Not tolerating someone you view as intolerant makes you intolerant. That ends with everyone being intolerant which is where we are now as a society. That never ends well either.
Tolerating people who may not tolerate you allows you to raise above the situation. If you are tolerate to any idea and you see a red ball and Jim says the ball is yellow that doesn't change your opinion on the color. It allows you to maintain your viewpoint and allow others that may be different and incorrect in your view. Not allowing that would mean trying to convince Jim he is wrong or removing Jim from my circle.
Can't we let people hold views we deem incorrect ourselves?
Is anyone claiming people cannot hold differing views?
People can choose to not work or associate with others based on their views. We still defend their right to hold their views, just not the privilege of our company. This is technically intolerant. Still, even the law does not tolerate screaming 'Fire!' in a crowded theater.
In practice absolute tolerance will yield power to whomever shouts the loudest, or is the strongest, because it removes the right to not associate. (For fear of being called intolerant, on a technicality.)

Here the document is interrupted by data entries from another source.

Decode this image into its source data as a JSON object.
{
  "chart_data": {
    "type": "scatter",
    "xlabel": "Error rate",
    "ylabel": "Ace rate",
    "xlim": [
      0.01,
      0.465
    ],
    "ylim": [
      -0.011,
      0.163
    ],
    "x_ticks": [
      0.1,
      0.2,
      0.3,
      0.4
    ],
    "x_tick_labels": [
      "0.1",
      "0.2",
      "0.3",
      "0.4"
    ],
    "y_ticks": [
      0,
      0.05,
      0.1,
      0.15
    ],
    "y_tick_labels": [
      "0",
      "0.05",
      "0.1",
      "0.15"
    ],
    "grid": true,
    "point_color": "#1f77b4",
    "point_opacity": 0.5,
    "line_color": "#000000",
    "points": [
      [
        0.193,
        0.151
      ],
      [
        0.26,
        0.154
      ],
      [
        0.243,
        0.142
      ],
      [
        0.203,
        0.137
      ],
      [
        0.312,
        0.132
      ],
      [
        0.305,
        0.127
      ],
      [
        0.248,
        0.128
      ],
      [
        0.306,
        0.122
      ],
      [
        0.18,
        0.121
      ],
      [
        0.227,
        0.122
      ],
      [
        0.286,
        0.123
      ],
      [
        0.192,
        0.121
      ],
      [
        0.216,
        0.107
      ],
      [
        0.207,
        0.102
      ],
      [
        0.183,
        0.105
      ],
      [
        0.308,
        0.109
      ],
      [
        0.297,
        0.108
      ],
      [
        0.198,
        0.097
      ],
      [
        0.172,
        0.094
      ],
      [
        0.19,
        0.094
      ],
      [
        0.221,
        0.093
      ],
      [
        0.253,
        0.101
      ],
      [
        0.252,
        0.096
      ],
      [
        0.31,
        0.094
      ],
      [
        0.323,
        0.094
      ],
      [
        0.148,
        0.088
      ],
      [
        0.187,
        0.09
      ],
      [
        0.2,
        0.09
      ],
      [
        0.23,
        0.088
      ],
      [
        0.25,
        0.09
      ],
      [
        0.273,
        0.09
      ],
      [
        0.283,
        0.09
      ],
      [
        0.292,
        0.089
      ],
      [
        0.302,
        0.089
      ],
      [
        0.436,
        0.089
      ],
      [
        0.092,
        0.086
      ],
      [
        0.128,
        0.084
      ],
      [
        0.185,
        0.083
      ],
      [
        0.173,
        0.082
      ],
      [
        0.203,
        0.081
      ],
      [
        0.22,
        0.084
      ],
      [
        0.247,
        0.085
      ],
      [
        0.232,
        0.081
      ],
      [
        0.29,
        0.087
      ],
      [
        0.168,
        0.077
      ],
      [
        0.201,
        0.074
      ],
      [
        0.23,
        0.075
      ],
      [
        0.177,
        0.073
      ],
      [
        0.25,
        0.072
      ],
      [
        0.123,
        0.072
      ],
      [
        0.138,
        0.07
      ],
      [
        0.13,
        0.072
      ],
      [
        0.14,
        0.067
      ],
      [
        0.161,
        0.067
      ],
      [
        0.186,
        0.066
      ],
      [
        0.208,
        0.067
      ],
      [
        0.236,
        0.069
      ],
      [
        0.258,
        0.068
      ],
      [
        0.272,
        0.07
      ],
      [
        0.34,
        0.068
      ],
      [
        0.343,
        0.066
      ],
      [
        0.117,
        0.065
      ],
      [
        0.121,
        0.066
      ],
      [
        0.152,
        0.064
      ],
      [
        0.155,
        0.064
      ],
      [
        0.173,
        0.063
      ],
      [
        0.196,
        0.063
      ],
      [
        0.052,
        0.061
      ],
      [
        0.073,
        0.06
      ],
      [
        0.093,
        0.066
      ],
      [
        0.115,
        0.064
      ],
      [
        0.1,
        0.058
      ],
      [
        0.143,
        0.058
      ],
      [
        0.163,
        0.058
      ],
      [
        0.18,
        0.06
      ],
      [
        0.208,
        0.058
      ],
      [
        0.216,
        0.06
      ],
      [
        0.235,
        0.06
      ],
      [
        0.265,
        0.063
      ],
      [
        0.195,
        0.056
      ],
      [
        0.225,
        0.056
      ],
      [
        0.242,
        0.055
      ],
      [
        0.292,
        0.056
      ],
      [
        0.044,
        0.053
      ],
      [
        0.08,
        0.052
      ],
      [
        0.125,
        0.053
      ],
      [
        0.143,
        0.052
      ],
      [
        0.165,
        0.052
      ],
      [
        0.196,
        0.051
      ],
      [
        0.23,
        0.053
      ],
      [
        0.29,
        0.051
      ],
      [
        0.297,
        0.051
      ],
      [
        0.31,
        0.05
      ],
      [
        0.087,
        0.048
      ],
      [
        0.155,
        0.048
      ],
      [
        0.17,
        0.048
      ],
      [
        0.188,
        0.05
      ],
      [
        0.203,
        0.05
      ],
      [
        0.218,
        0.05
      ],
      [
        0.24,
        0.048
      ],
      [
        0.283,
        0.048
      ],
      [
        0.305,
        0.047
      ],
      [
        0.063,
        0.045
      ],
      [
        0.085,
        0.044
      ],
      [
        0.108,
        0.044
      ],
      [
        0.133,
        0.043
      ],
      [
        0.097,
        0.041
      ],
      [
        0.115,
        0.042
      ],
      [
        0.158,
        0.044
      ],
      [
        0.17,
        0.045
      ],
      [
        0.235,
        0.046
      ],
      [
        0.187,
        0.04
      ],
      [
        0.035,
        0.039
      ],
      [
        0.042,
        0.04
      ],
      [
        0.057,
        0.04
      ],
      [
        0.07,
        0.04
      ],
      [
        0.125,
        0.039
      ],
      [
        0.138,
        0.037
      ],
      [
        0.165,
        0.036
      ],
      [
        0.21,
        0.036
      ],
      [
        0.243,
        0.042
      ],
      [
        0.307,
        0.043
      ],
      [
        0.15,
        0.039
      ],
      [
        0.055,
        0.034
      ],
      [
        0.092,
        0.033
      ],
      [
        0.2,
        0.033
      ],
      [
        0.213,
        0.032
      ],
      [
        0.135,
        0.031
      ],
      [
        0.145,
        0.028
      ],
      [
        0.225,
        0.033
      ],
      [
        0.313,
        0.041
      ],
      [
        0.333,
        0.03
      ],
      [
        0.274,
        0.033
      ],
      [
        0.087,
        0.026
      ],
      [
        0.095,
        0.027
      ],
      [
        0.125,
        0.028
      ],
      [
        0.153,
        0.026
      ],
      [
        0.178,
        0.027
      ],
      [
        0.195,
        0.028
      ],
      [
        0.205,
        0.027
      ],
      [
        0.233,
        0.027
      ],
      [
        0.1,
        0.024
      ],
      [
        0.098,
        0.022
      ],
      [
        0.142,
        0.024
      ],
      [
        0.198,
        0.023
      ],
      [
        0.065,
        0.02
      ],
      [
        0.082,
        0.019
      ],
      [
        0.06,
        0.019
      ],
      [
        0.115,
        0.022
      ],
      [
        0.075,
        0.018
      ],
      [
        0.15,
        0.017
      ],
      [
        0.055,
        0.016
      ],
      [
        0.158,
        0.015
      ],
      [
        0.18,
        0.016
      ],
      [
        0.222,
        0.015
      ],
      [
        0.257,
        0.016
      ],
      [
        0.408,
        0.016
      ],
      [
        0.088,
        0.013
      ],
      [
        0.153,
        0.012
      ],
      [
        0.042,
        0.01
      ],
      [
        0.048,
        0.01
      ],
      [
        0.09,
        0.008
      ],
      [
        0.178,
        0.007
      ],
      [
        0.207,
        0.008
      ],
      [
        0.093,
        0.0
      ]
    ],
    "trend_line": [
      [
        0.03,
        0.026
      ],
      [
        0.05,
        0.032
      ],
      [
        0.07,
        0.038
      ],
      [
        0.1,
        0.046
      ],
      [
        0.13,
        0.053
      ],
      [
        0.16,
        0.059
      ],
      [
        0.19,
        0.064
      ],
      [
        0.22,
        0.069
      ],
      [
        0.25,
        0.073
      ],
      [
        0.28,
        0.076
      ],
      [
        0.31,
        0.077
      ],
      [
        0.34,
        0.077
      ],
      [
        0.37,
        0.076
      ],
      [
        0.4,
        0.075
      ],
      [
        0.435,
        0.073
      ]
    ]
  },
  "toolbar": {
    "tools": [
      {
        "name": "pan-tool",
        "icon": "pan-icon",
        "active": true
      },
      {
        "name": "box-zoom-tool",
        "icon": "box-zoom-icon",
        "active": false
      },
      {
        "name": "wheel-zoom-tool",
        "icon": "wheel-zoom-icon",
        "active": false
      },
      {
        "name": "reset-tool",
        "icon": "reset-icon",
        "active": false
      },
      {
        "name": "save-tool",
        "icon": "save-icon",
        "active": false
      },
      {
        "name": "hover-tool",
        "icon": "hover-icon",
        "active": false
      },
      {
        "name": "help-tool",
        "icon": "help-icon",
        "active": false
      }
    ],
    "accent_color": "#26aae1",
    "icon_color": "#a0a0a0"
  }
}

> even the law does not tolerate screaming 'Fire!' in a crowded theater
That is not and has never been the law of the land. The quote comes from the dicta (commentary), not holding (ruling), of a case that prevented people from distributing flyers that opposed conscription into World War I. And that case was also eventually overturned.
Hair splitting. My point is there are limits to even the law's tolerance of speech: extortion, threats, defamation, etc.
Regardless of the legal definitions, if someone does falsely yell 'fire' in a crowded place they'll experience unpleasant consequences. Similarly if they proclaim their hatred of group X or civil right Y at job onboarding then they shouldn't be surprised to find themselves escorted out.